Traders work on the floor at the New York Stock Exchange (NYSE) in New York City, U.S., Nov. 20, 2025.
Brendan McDermid | Reuters
U.S. stocks delivered one of their sharpest mood swings in months on Thursday.
The Nasdaq Composite ended down 2.16% after spending the morning stateside up as much as 2.6%. The wild swings from high to low (regrettably, not in the opposite direction) were also seen in the S&P 500, which lost 1.56% at the end of the day after reaching a high of 1.9%. The Dow Jones Industrial Average followed the same arc, closing 0.84% lower from an intraday rise of 1.56%.
Nvidia led the turbulence. Shares of the AI chip darling were up as much as 5% before tumbling from that peak to finish the session down 3.2%. Plotted roughly, the movement of other AI shares, including Oracle and AMD, traced similar paths, suggesting Nvidia CEO Jensen Huang’s rejection of the AI bubble narrative initially reassured investors, but their concerns couldn’t be repressed for long.
September’s U.S. jobs report also added to the market’s strain. Even though the data was so delayed that today’s economy could look very different from what it was two months ago, the numbers were much better than expected. That further dampened expectations of a rate cut, with traders increasing their bets that U.S. Federal Reserve officials will hold interest rates in December, according to the CME FedWatch tool.
Investors now find themselves contending with stretched valuations and one fewer rate cut on the horizon. Holiday optimism is still on the calendar, but the timeline for cheer to set in looks less generous than hoped for.
What you need to know today
U.S. stocks fell as AI stocks tumbled again. Major indexes closed in the red on Thursday stateside in a volatile day of trading, while Bitcoin fell to its lowest price since April. Europe’s Stoxx 600 added 0.4%, with AI-related stocks such as ASML and BESI ticking up.
Key takeaways from Nvidia’s earnings. CEO Jensen Huang rejected the idea of an “AI bubble,” CFO Colette Kress affirmed the company’s “half a trillion” revenue forecast and said China orders during the quarter were “insignificant.”
The U.S. added 119,000 jobs in September. That’s sharply higher than the Dow Jones consensus estimate of 50,000. Unemployment rose to 4.4% from 4.3% in August, the highest in almost four years.
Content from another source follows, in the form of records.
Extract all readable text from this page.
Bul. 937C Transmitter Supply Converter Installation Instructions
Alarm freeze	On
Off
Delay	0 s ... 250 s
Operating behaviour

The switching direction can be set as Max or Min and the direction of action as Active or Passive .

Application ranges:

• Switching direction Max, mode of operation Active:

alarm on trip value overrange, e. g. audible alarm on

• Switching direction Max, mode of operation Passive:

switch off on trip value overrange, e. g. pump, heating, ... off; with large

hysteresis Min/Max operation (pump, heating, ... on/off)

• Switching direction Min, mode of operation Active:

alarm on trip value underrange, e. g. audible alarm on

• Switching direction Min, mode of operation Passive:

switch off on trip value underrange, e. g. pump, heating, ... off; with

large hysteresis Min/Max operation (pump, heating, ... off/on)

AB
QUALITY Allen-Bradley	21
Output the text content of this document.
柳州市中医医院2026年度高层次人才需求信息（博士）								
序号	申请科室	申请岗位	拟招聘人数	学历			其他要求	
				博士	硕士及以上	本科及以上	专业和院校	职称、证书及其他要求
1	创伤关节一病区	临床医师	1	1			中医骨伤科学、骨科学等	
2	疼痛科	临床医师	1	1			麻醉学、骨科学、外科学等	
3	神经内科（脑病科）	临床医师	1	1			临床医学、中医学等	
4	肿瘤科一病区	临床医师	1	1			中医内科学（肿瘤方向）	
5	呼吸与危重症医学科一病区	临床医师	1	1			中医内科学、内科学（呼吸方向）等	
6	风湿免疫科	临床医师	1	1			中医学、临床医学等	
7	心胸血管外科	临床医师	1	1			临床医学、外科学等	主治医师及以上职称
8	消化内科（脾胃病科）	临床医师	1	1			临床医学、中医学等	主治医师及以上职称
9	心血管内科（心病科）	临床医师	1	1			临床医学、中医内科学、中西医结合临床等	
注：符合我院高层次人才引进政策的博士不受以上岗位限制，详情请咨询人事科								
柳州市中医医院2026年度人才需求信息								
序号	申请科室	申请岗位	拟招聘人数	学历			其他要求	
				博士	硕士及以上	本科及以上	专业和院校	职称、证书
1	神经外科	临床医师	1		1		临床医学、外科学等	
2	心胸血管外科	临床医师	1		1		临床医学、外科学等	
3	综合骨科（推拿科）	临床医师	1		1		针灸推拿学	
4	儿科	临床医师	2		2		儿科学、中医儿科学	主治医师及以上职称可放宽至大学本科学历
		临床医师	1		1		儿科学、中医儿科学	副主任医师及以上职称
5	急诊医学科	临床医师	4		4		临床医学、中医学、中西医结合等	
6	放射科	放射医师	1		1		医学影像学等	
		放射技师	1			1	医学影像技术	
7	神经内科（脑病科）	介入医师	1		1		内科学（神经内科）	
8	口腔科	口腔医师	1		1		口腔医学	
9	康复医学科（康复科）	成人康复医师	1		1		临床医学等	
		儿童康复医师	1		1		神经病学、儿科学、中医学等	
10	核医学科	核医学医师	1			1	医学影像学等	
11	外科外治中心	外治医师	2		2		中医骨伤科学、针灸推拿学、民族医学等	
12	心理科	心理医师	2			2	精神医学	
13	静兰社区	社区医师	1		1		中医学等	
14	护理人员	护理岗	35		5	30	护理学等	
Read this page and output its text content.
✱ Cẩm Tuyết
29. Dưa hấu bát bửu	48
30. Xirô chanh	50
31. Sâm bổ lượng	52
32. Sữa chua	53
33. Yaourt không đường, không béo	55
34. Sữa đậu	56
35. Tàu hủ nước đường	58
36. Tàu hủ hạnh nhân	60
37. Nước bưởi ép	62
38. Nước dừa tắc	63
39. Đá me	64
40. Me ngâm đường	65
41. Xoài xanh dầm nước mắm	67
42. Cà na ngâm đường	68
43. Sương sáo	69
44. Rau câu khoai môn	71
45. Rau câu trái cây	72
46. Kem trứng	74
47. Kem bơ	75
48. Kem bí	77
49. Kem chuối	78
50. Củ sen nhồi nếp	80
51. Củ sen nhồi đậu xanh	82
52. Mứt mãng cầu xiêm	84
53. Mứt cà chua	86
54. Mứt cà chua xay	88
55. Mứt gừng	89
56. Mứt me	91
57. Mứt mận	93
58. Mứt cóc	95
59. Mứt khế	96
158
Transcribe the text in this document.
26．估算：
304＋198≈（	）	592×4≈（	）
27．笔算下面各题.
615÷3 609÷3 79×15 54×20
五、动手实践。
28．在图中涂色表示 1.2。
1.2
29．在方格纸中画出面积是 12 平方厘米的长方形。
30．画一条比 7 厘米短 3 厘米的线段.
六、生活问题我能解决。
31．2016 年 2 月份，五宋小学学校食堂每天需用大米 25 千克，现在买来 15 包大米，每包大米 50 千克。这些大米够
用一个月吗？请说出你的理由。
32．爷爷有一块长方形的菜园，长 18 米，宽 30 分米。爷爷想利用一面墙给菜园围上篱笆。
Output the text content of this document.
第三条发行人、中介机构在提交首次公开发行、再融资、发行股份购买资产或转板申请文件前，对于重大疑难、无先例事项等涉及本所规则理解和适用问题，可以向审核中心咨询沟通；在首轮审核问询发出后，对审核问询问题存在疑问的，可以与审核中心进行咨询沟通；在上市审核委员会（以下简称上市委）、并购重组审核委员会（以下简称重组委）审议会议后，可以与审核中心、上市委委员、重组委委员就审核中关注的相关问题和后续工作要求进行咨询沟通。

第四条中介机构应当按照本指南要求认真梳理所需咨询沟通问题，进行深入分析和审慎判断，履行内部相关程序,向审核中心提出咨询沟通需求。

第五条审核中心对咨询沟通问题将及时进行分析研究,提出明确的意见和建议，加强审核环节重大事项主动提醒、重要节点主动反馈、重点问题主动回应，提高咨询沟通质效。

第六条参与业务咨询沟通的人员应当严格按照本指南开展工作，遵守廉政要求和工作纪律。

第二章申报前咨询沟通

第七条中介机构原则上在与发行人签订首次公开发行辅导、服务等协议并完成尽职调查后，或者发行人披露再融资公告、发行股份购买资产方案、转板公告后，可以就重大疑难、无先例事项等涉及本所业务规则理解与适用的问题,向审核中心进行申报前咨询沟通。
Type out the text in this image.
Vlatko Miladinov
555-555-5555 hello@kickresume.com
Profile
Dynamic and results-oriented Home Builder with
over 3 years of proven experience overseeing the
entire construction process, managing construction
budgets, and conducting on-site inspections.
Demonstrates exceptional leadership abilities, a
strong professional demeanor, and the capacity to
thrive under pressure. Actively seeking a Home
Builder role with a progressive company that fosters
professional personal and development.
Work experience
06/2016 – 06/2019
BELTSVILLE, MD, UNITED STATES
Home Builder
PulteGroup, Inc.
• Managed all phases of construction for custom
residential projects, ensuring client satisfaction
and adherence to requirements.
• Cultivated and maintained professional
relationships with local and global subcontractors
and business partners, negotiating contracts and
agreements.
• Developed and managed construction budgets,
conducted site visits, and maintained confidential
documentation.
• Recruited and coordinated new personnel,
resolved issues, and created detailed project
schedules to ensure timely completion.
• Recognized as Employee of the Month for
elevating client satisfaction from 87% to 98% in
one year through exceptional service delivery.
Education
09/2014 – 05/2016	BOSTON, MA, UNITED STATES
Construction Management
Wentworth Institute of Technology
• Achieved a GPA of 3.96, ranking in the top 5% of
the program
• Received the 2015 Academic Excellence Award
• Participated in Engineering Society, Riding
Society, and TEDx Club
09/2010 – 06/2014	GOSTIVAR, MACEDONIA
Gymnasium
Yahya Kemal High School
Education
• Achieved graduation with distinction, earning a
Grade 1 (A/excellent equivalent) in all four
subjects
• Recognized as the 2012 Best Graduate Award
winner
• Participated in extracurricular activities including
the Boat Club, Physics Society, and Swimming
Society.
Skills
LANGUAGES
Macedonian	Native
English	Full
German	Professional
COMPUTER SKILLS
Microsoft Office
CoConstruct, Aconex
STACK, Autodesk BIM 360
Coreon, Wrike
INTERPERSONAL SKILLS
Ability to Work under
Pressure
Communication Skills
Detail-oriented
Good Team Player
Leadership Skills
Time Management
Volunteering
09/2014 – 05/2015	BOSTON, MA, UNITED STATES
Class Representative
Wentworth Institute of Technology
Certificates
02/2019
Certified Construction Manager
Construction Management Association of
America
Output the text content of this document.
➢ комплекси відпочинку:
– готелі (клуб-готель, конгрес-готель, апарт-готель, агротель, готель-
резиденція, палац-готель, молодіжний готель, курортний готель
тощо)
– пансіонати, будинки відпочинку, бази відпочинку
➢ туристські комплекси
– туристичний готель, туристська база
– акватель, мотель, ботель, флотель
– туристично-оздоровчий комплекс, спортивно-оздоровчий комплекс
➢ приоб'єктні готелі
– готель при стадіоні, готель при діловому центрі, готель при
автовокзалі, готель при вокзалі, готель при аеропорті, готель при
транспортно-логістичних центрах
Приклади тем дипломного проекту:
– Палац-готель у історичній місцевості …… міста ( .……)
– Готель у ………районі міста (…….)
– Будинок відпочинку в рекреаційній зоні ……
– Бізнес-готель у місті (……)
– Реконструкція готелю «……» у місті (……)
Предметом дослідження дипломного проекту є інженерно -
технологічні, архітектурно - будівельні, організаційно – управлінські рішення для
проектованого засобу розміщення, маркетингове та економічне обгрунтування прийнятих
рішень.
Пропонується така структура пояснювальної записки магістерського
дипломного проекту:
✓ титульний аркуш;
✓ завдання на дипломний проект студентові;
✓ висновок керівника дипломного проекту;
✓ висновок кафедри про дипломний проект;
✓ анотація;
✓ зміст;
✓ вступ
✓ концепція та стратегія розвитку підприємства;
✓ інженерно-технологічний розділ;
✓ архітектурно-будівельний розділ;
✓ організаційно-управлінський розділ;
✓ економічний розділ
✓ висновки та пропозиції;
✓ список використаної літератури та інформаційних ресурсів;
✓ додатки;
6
Ray Dalio counsels holding amid bubble. The Bridgewater founder told CNBC on Thursday “the picture is pretty clear” that we are in a bubble. But nothing is popping it just yet, and investors should still hold on to their positions.
[PRO] A ‘storm brewing’ in UK investment trusts. Activist investor Boaz Weinstein thinks there are opportunities because of valuation mismatches — and has revealed two of his plays in this space.
And finally…
Jensen Huang, chief executive officer of Nvidia Corp., during the US-Saudi Investment Forum at the Kennedy Center in Washington, DC, U.S., on Nov. 19, 2025.
Stefani Reynolds | Bloomberg | Getty Images
Nvidia had a blowout quarter. But analysts warn the real AI bubble risk lies elsewhere
While Nvidia’s earnings are widely viewed as an important gauge of the AI industry’s health, some analysts warn that its performance doesn’t tell the whole story.
Analysts who spoke to CNBC drew a line in the sand between AI chip companies, such as Nvidia, and downstream players, including hyperscalers and firms building AI models. “The concern is about companies raising a lot of debt to build data centers,” said Gil Luria, head of technology research at D.A. Davidson.